British Prime Minister Theresa May said Sunday she will not be forced into watering down the blueprint she published outlining Britain's plans for a new trade deal after it leaves the European Union.
May also insisted that she will not give in to people calling for a second referendum on the future relationship deal reached between Britain and the EU.
The prime minister made clear her intentions in a major article in the Sunday Telegraph, saying she will not be pushed into compromises on her Brexit blueprint, known as her Chequers agreement, that are not in Britain's national interest.
May also said a new referendum would be a gross betrayal of British democracy and trust following the decision in the 2016 referendum to leave the EU.
She expressed confidence that the government can broker a good deal for Britain, in what the Telegraph said was a stark appeal to Eurosceptic MPs opposed to her proposals and concerned that they could be further watered down. May also insisted that Britain would ultimately thrive in the event of a no-deal Brexit.
May's tough 'no surrender' message came as British MPs prepared to return to Westminster Tuesday after their summer recess, with Brexit expected to dominate the political agenda.
Four hours before politicians gather in the House of Commons chamber, top civil servant Philip Rycroft, Head of UK Governance Group and Permanent Secretary at Department for Exiting the European Union, faces a grilling from a House of Commons committee.
Rycroft is to be quizzed about the progress being made in Britain's negotiations on its withdrawal next March from the European Union.
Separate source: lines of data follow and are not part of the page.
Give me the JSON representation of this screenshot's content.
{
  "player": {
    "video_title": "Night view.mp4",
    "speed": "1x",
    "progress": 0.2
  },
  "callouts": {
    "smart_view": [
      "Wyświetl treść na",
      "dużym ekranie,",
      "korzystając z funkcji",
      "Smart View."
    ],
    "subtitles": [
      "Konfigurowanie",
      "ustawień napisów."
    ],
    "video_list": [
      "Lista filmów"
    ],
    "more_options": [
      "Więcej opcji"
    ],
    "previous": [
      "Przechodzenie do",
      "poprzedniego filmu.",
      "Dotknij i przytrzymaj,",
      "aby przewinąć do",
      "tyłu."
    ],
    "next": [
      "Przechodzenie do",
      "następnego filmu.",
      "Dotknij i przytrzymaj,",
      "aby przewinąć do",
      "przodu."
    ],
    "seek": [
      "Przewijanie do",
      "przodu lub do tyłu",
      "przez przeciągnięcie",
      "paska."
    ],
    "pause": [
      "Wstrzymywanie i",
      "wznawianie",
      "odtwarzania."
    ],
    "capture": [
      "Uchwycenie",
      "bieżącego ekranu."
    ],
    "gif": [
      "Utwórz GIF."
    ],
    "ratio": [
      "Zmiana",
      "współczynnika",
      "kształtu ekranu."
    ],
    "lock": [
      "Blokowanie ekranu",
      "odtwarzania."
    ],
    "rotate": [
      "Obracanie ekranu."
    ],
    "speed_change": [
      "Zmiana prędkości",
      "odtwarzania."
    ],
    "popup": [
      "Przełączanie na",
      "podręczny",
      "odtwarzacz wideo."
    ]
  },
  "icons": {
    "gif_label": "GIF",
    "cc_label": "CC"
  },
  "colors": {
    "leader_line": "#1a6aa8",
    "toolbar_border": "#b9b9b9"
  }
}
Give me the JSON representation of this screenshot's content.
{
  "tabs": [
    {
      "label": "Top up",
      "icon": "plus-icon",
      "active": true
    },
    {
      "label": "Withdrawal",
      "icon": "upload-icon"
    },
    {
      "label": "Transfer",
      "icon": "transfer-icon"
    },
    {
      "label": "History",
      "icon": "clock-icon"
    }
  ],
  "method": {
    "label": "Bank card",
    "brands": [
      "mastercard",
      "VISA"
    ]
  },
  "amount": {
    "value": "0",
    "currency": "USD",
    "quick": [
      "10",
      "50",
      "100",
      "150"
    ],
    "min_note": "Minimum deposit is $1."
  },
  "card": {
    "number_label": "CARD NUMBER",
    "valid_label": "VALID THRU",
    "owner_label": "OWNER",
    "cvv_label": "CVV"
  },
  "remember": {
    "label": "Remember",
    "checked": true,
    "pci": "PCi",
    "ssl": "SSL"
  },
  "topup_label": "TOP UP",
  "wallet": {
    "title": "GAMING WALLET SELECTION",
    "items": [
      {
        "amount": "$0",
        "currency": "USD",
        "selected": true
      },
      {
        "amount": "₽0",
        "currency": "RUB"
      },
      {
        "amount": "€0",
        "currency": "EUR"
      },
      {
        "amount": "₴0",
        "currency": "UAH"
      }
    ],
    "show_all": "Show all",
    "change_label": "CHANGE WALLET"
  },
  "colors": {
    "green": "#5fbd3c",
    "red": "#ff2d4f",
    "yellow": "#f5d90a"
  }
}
MPs in the main chamber will also be eager to hear about Brexit from May or Brexit Secretary Dominic Raab.
Raab was buoyant earlier this week after a tough six-hour session with the EU's chief Brexit negotiator Michel Barnier.
Still to be resolved is what happens at the border between Northern Ireland and the neighboring Irish republic after Britain ends its membership of the bloc.
Brussels, Dublin, Belfast and London all want a frictionless border to continue, but so far there has been no acceptable solution to how it would work.
Following talks in Brussels which ended Friday both sides said progress on a post-Brexit trade relationship was being made. But there was no breakthrough on the crucial issue of the Irish border.
Raab told journalists he was stubbornly optimistic about getting a deal, while Barnier said he needed detail from Britain on its plan to avoid a hard border in Ireland.
All eyes are focused on Oct. 17, a deadline for both sides to agree a divorce deal and details on a future trading relations. Raab has hinted that the deadline, due to coincide with a summit of EU leaders, could be missed slightly.
Raab said Britain was committed to resolving the deal by the October meeting of the European Council.
The London-based national newspaper, the Daily Express, said Saturday that an ambitious Brexit deal is within reach and can be "done and dusted" by October. It means, said the report, that May could have a deal to put to the British Parliament after the October European Council summit.
Despite her latest message, May still faces opposition from members of her own Conservative party who have rejected her "soft Brexit" blueprint.
Meanwhile petition for a "people's vote" on a final deal was Sunday heading towards reaching a target of 300,000 signatures.
The Spectator magazine said in a commentary in its latest edition that it's not just hard to see how May would get her Chequers deal through parliament; with her Conservative party so divided on the issue. It's hard to see how she would get parliamentary approval for any Brexit deal, it added.
That could, said the Spectator, in theory put the power in the hands of People's Vote MPs who say they will back May's plan, so long as the government puts it to the public in a second referendum.
In the June, 2016 referendum people in Britain voted by a 52-48 margin to leave the EU.
Polling so far suggests that there has been no great shift in public opinion, the Spectator said.
"The polls that do give Remain a lead in a theoretical second vote tend to rely on population changes, older Brexit voters dying, pro-EU teens becoming eligible to vote," added the report.
The commentary described as seeming odd that a cabal of politicians, celebrities and millionaires can successfully present themselves as a great democratic force and seek to overturn Brexit. But the people behind the People's Vote have one big advantage: their opponents are in disarray, said the Spectator.
With less than 50 days before that crucial potential deal-making European Council meeting, groups, politicians and campaigners on different sides of the Brexit divide in Britain are expected to go into overdrive to fight their respective corners.